The upcoming U.S. election is expected to have a significant impact on currency markets, with Citigroup strategists predicting a bullish outlook for the U.S. dollar. While the election is a key factor, other elements such as Federal Reserve policy, recession risks, and global economic conditions are also important considerations.
Trade and Tariff Policies
One of the primary drivers of a bullish USD outlook related to the election is the potential for increased tariffs, particularly those targeting China. Citigroup highlights currencies like the Chinese yuan, euro, Mexican peso, Taiwanese dollar, and Thai baht as vulnerable to these risks. The imposition of tariffs could strengthen the dollar as a result.
Citigroup outlines various election scenarios, each with different implications for the dollar. The “red wave” scenario, in which Trump wins and Republicans gain control of both chambers of Congress, is seen as the most USD positive. This outcome could lead to a focus on trade deficit reduction through tariffs and potential fiscal expansion through tax cuts and deregulation.
Market Response
Market participants typically begin to trade election themes two to three months ahead of the event, with the U.S. presidential debates in September serving as a key point for markets to start pricing in potential outcomes. Citigroup expects any USD strength related to the election to be priced in well before November, with the dollar possibly peaking around that time. The election could then become a “sell the news” event for the USD and volatility.
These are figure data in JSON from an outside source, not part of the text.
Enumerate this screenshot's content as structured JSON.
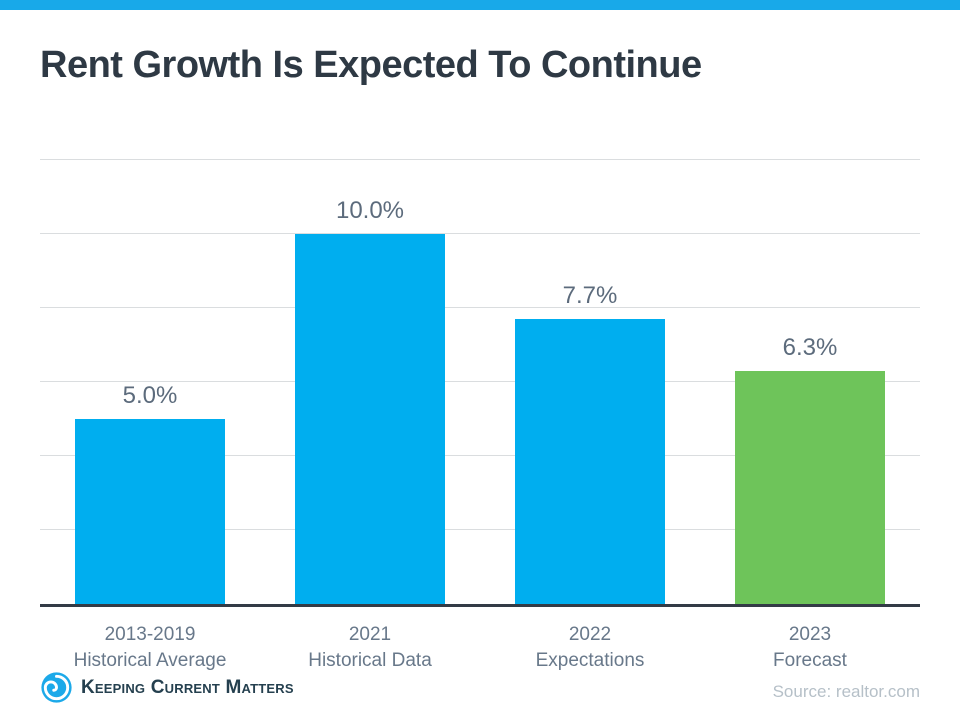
{
  "page": {
    "top_strip_color": "#18A9E9"
  },
  "header": {
    "title": "Rent Growth Is Expected To Continue",
    "title_color": "#2E3944"
  },
  "chart_data": {
    "type": "bar",
    "title": "Rent Growth Is Expected To Continue",
    "categories": [
      {
        "line1": "2013-2019",
        "line2": "Historical Average"
      },
      {
        "line1": "2021",
        "line2": "Historical Data"
      },
      {
        "line1": "2022",
        "line2": "Expectations"
      },
      {
        "line1": "2023",
        "line2": "Forecast"
      }
    ],
    "values": [
      5.0,
      10.0,
      7.7,
      6.3
    ],
    "value_labels": [
      "5.0%",
      "10.0%",
      "7.7%",
      "6.3%"
    ],
    "bar_colors": [
      "#00AEEF",
      "#00AEEF",
      "#00AEEF",
      "#6EC45A"
    ],
    "xlabel": "",
    "ylabel": "",
    "ylim": [
      0,
      12
    ],
    "gridline_step": 2,
    "grid": true,
    "legend": false,
    "styles": {
      "value_label_color": "#5C6B7C",
      "category_label_color": "#68788A",
      "gridline_color": "#DADDDF",
      "axis_color": "#333B46"
    }
  },
  "footer": {
    "logo_text": "Keeping Current Matters",
    "logo_text_color": "#25404F",
    "logo_icon_color": "#1CA9E9",
    "source": "Source: realtor.com",
    "source_color": "#B6C0C8"
  }
}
Aside from the election, other factors will continue to play a role in shaping the dollar in the coming months. Federal Reserve policy, particularly interest rate decisions, as well as broader macroeconomic conditions like the likelihood of a U.S. recession, will influence the dollar alongside election risks. Global economic developments, such as manufacturing slowdowns and challenges in Europe and China, could also impact currency markets.
While the U.S. election is expected to be a significant driver of USD strength, other factors such as trade policies, Federal Reserve decisions, and global economic conditions will also contribute to the currency market landscape in the months leading up to the election and beyond.